Back in the early '90s we were working on automating an aluminium smelter in Australia. We developed a system called Message Director: a publish and subscribe system that allowed applications to communicate on bus where messages were published, and subscriptions made to, a director application. All messages were logged and applications could be changed or added to without effecting other applications. It was incredibly successful. We finished the automation with a team of 3 people within time and under budget.
In a publish and subscribe system, senders and receivers of messages are ideally not associated. However, the problem with the original system was that because data was binary data a receiver of a message had to know the format of the messages it was receiving.
Subsequently I went on the develop the concept into a more universal system called Universal Message Manager (UMM). In UMM all messages are self-describing.
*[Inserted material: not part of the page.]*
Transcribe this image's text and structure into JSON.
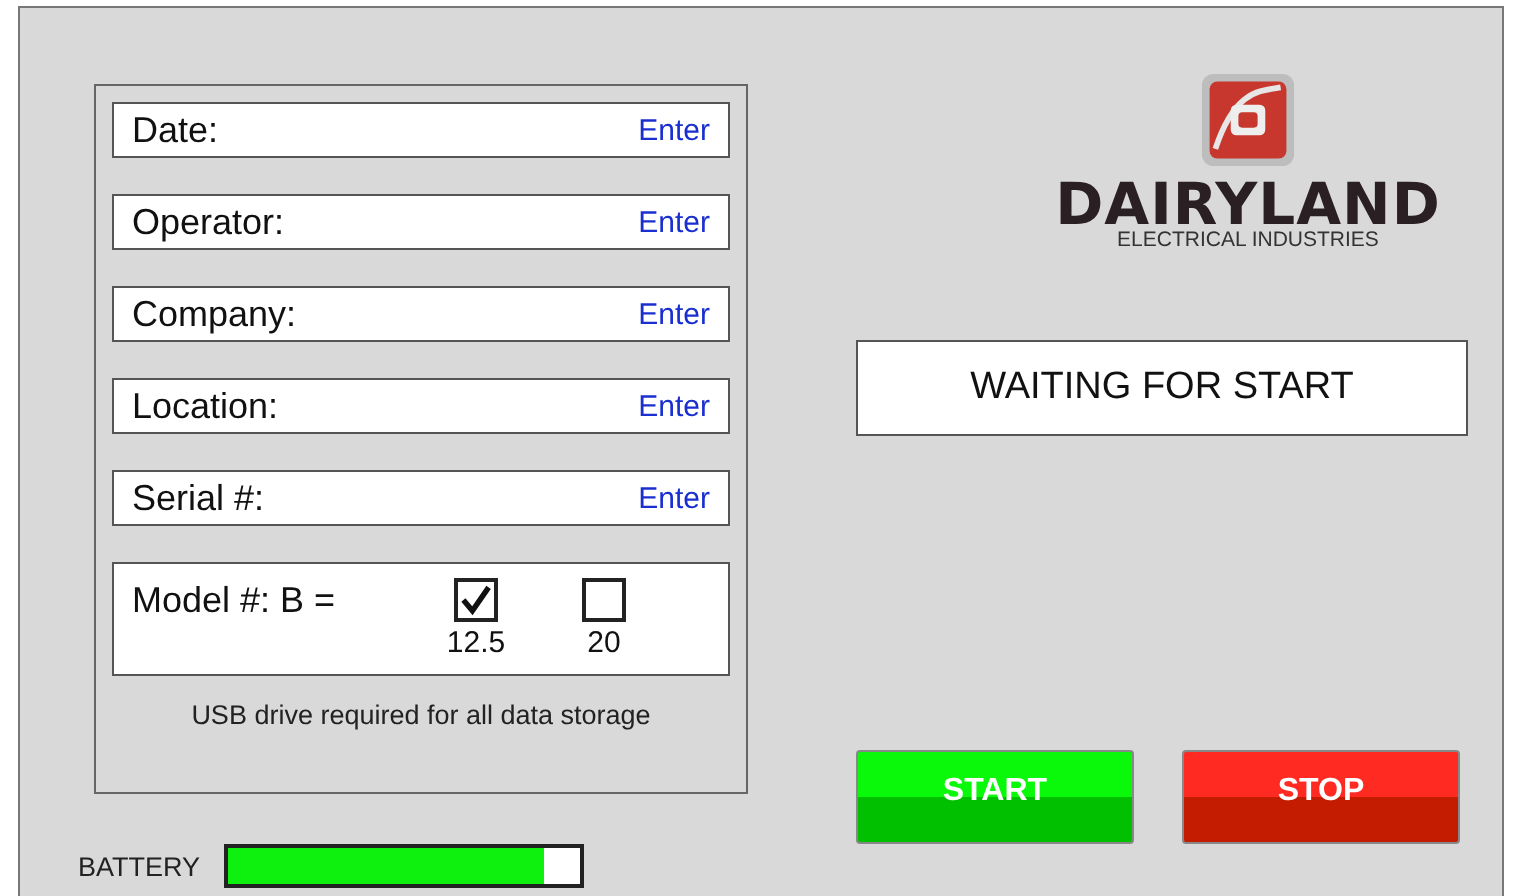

Small apps (called agents) can be written that have a simple task: receive these messages, do a task and send those messages. In one example that comes with the project. we have a tank monitoring system. A tank monitoring agent sends messages on the tank level, a pump agent receives messages when the tank level is below 10% and above 90%, switches on and off accordingly, and sends out confirmations messages. These messages can be seen on the screen, logged and a database application logs them the a database.
UMM is ideal for teaching as the agents are self-contained but can be used together to form a complex system. Another example on our website is a parcel sorting machine. The agents in the project are written in Python with a C option available. Agents can be written in any language.
The UMM project and documentation can be downloaded from https://umm.braham.net. It is free for non-commercial use.
We're particularly interested in people who want to use UMM for teaching.